Maşallah bütün haftasonunu dışarıda geçirmedim. Tamamında evdeydim. Sadece alışveriş için Bim’e gittim evin arka tarafında. Çok güzel bir yer gerçekten. “Normal süpermarketlerden kendisini ayıran şey nedir?” diye sorarsanız eğer, valla onun cevabını da bilmiyorum. Hatta öyle bir olay var mı ondan bile şüphem var! Bildiğin market işte lan! Zaten mercimek satılan yerlerden genelde zevk almamışımdır! Keşke mercimek hiç yenmeseydi, hiç bulunmasaydı o! Adı bile komik. Mesela ben şahsım olarak, kebabı ilk yapan adamı ne kadar seviyorsam ve o ne muhterem bir adamsa benim gözümde, ilk mercimek yetiştiricisi o derece boktan bir adamdır benim gözümde. Gram değeri yoktur yani gözümde. Böyle bir şey olamaz gerçekten. Terbiyesiz herif! Çok sinirlendim gerçekten.
Bugün evde otururken ablamla, aşağıdaki balkondan “What’s uuuuppp? Yeaaaahhhh!” şeklinde bir ses duyduk. Camdan uzanıp baktım. Aşağı katın bir oğlu var ilkokul çağlarında, balkona çıkmış evdeki nargilenin marpucunu eline almış, Haliç’e karşı hip hop yapıyor. Ama sadece “What’s uuuuppp? Yeaaaahhhh!” diyor. Her seferinde de daha yüksek söylüyor bunu. Yarım dakika kadar izledim. Sonra çocuk beni gördü. “Kardeş napıyon sen?” dedim. “Napıyon?” diye tekrarladım. Baktı gülmeye başladı. “Dünya’nın en mal adamıyla karşı karşıyayım!” dedim kendi kendime. Çocuk yüzüme gülerek salona kaçtı balkondan. Sanırım seçilmiş kişiyi gördüm yani bugün.
İnternet gezintileri bazen süper eğlenceli olabiliyor ya işte bugün onlardan birisini yaşadım. Uzun zamandır hiçbirşey beni şurası kadarı güldürmemişti.
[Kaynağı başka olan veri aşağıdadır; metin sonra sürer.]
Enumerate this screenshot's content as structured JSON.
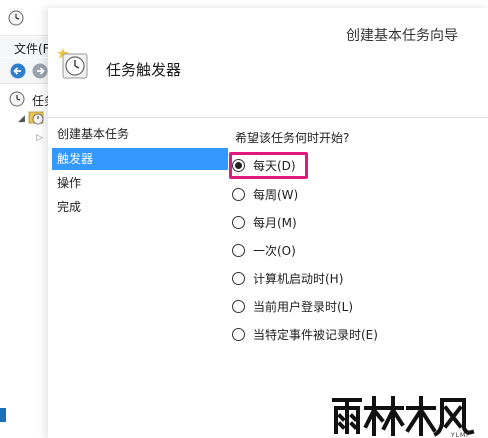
{
  "background_window": {
    "menu_file": "文件(F",
    "tree_root_label": "任务"
  },
  "dialog": {
    "title": "创建基本任务向导",
    "header_title": "任务触发器"
  },
  "steps": [
    {
      "label": "创建基本任务",
      "active": false
    },
    {
      "label": "触发器",
      "active": true
    },
    {
      "label": "操作",
      "active": false
    },
    {
      "label": "完成",
      "active": false
    }
  ],
  "question": "希望该任务何时开始?",
  "options": [
    {
      "label": "每天(D)",
      "checked": true
    },
    {
      "label": "每周(W)",
      "checked": false
    },
    {
      "label": "每月(M)",
      "checked": false
    },
    {
      "label": "一次(O)",
      "checked": false
    },
    {
      "label": "计算机启动时(H)",
      "checked": false
    },
    {
      "label": "当前用户登录时(L)",
      "checked": false
    },
    {
      "label": "当特定事件被记录时(E)",
      "checked": false
    }
  ],
  "colors": {
    "accent": "#3399ff",
    "highlight": "#e0197d"
  },
  "watermark": {
    "brand": "雨林木风",
    "sub": "YLMF"
  }
}
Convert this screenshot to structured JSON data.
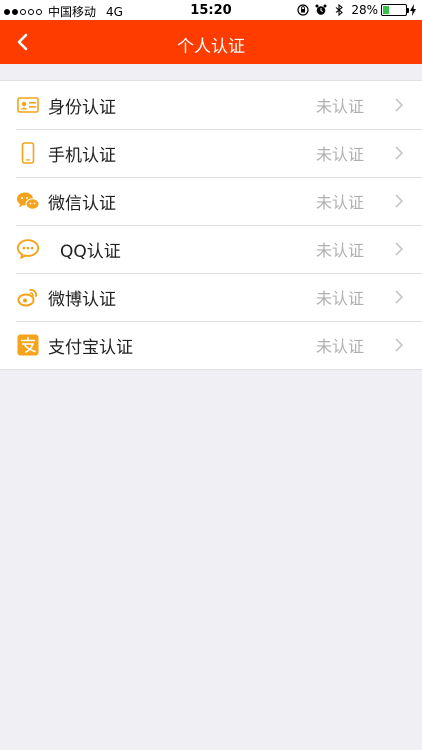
{
  "status_bar": {
    "carrier": "中国移动",
    "network": "4G",
    "time": "15:20",
    "battery_text": "28%",
    "battery_level": 0.28
  },
  "nav": {
    "title": "个人认证",
    "back_icon": "chevron-left-icon"
  },
  "colors": {
    "nav_bg": "#ff3c00",
    "icon_orange": "#f4a31a",
    "status_gray": "#b0b0b0"
  },
  "list": {
    "items": [
      {
        "icon": "id-card-icon",
        "label": "身份认证",
        "status": "未认证"
      },
      {
        "icon": "phone-icon",
        "label": "手机认证",
        "status": "未认证"
      },
      {
        "icon": "wechat-icon",
        "label": "微信认证",
        "status": "未认证"
      },
      {
        "icon": "qq-icon",
        "label": "QQ认证",
        "status": "未认证"
      },
      {
        "icon": "weibo-icon",
        "label": "微博认证",
        "status": "未认证"
      },
      {
        "icon": "alipay-icon",
        "label": "支付宝认证",
        "status": "未认证"
      }
    ]
  }
}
“500 Days Of Summer” denen filmi izledim, özetle kafasına göre takılıp istediği anda istediği şeyi yapma hakkını kendinde gören bir insanın haklı olabileceğini savunan yazık bir film olmuş. Hiçbir dayanağı yok senaryonun ama senaristler yine kaderle yok efendim işte aşkla bilmem neyle bağlayaraktan durumu kurtarmaya çalışmışlar ki, basitin ötesine geçememiş film. İzleyeceklere duyurulur.
Haydi kaçtım!
A.A.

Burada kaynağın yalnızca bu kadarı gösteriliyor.